Some simply point out that there have always been connections between boxing and the criminal underworld, invoking names like Blinky Palermo and Frankie Carbo and the sport’s mafia-controlled 1950s heyday. This argument seems to suggest that mob involvement in boxing is some sort of quirky tradition, an enduring part of the sport’s heritage.
There ends the discussion for many. But crime reporters such as Nicola Tallant and Stephen Breen, both of whom featured in Panorama, and the Irish Daily Star’s Chief Sports Writer Kieran Cunningham have persisted in asking awkward questions about the Kinahan cartel’s alleged relationship with MTK.
Cunningham sent a list of questions to MTK in November asking how it is financing its extraordinary expansion. He has received no answers as yet.
At the outset, Panorama pointed out that the lack of regulation in boxing lies at the heart of the murky relationships between fighters, management companies and promoters. On Tuesday the head of the British Boxing Board of Control said there was nothing they could do about Kinahan’s involvement, as the role of ‘adviser’ is not a licenced one.
But there is one part of the scene that is regulated. Sky Sports and BT Sport have heavily backed boxing in recent years and regularly showcase MTK fighters. Matthew Macklin, co-founder of MTK with Kinahan, is a Sky Sports boxing pundit. It is thought that Sky and BT will share the pay-per-view rights to Fury v Joshua in a deal unprecedented on UK soil.

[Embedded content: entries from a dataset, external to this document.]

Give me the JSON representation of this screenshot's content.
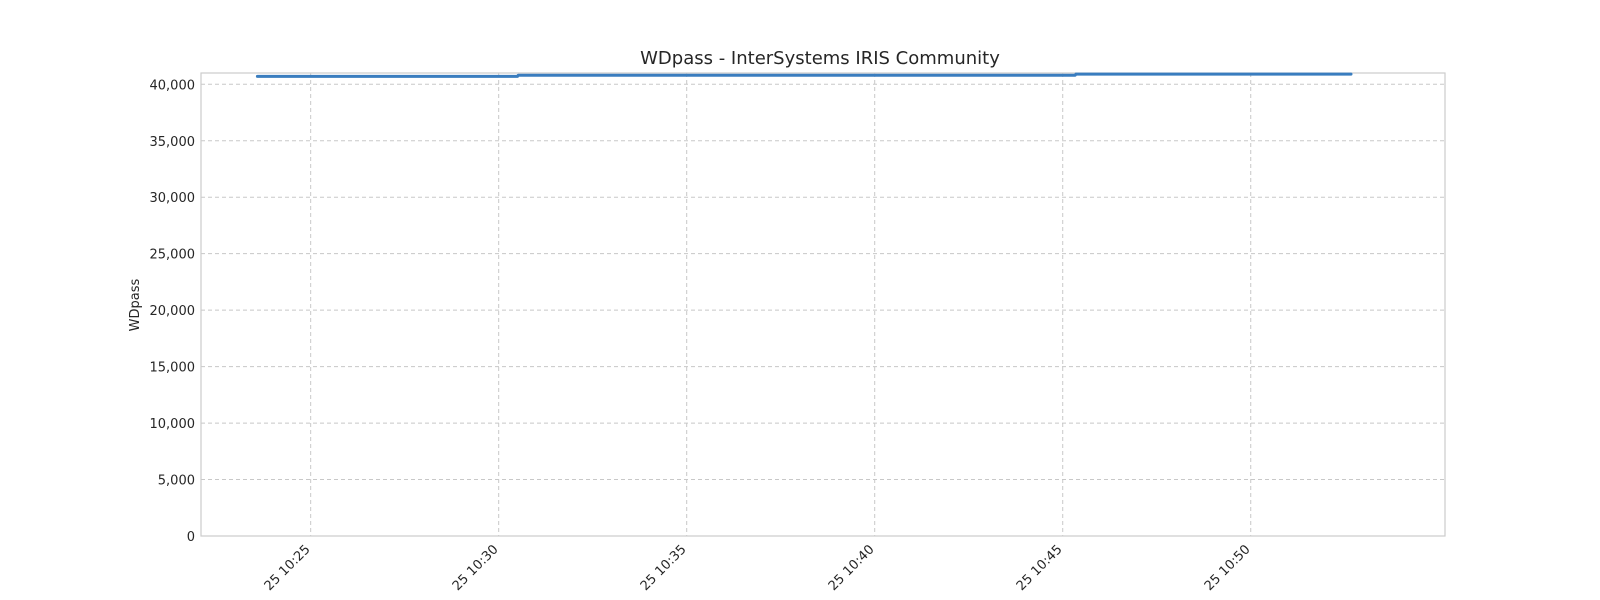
{
  "chart_data": {
    "type": "line",
    "title": "WDpass - InterSystems IRIS Community",
    "xlabel": "",
    "ylabel": "WDpass",
    "x_axis_type": "time",
    "xlim": [
      "25 10:22:05",
      "25 10:55:10"
    ],
    "ylim": [
      0,
      41000
    ],
    "y_ticks": [
      0,
      5000,
      10000,
      15000,
      20000,
      25000,
      30000,
      35000,
      40000
    ],
    "y_tick_labels": [
      "0",
      "5,000",
      "10,000",
      "15,000",
      "20,000",
      "25,000",
      "30,000",
      "35,000",
      "40,000"
    ],
    "x_ticks": [
      "25 10:25",
      "25 10:30",
      "25 10:35",
      "25 10:40",
      "25 10:45",
      "25 10:50"
    ],
    "x_tick_labels": [
      "25 10:25",
      "25 10:30",
      "25 10:35",
      "25 10:40",
      "25 10:45",
      "25 10:50"
    ],
    "grid": true,
    "legend": "none",
    "series_color": "#3a7dbf",
    "series": [
      {
        "x": [
          "25 10:23:35",
          "25 10:30:30",
          "25 10:30:31",
          "25 10:45:20",
          "25 10:45:21",
          "25 10:52:40"
        ],
        "values": [
          40700,
          40700,
          40800,
          40800,
          40900,
          40900
        ]
      }
    ]
  }
}
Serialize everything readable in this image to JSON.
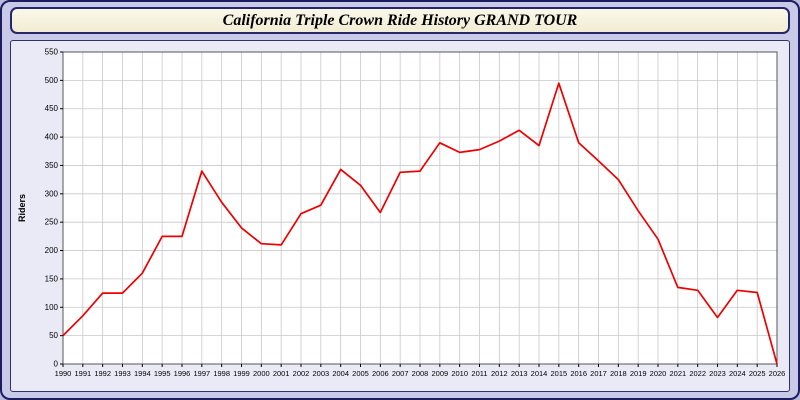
{
  "window": {
    "title": "California Triple Crown Ride History GRAND TOUR"
  },
  "chart_data": {
    "type": "line",
    "title": "California Triple Crown Ride History GRAND TOUR",
    "xlabel": "",
    "ylabel": "Riders",
    "x": [
      1990,
      1991,
      1992,
      1993,
      1994,
      1995,
      1996,
      1997,
      1998,
      1999,
      2000,
      2001,
      2002,
      2003,
      2004,
      2005,
      2006,
      2007,
      2008,
      2009,
      2010,
      2011,
      2012,
      2013,
      2014,
      2015,
      2016,
      2017,
      2018,
      2019,
      2020,
      2021,
      2022,
      2023,
      2024,
      2025,
      2026
    ],
    "series": [
      {
        "name": "Riders",
        "color": "#ee0000",
        "values": [
          50,
          85,
          125,
          125,
          160,
          225,
          225,
          340,
          285,
          240,
          212,
          210,
          265,
          280,
          343,
          315,
          267,
          338,
          340,
          390,
          373,
          378,
          393,
          412,
          385,
          495,
          390,
          358,
          325,
          270,
          220,
          135,
          130,
          82,
          130,
          126,
          0
        ]
      }
    ],
    "ylim": [
      0,
      550
    ],
    "ytick_step": 50,
    "grid": true,
    "legend": "none",
    "colors": {
      "plot_background": "#ffffff",
      "panel_background": "#eaeaf6",
      "page_background": "#c9c9e8",
      "grid_line": "#c8c8c8",
      "axis_frame": "#555555",
      "tick_text": "#000000"
    }
  }
}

It was these broadcasters that Leo Varadkar called on to boycott such a fight in the immediate outcry following Fury’s public lauding of Kinahan. It’s been reported that the controversy prompted concerned board meetings at both. It can be presumed that Fury and MTK’s subsequent public distancing of themselves from Kinahan was an effort to ease any reputational queasiness on the part of the broadcasters.
In the light of the Panorama investigation, it is incumbent on the broadcasters (and their US equivalents) to ask some questions themselves. Like Sky, BT publicly support many moral causes.
BT’s corporate code of practice promises to champion human rights and tackle climate change. Both are stiffly regulated in the UK by Ofcom.
Perhaps neither saw the Panorama punch coming. No wonder, if they have been keeping their heads in the sand.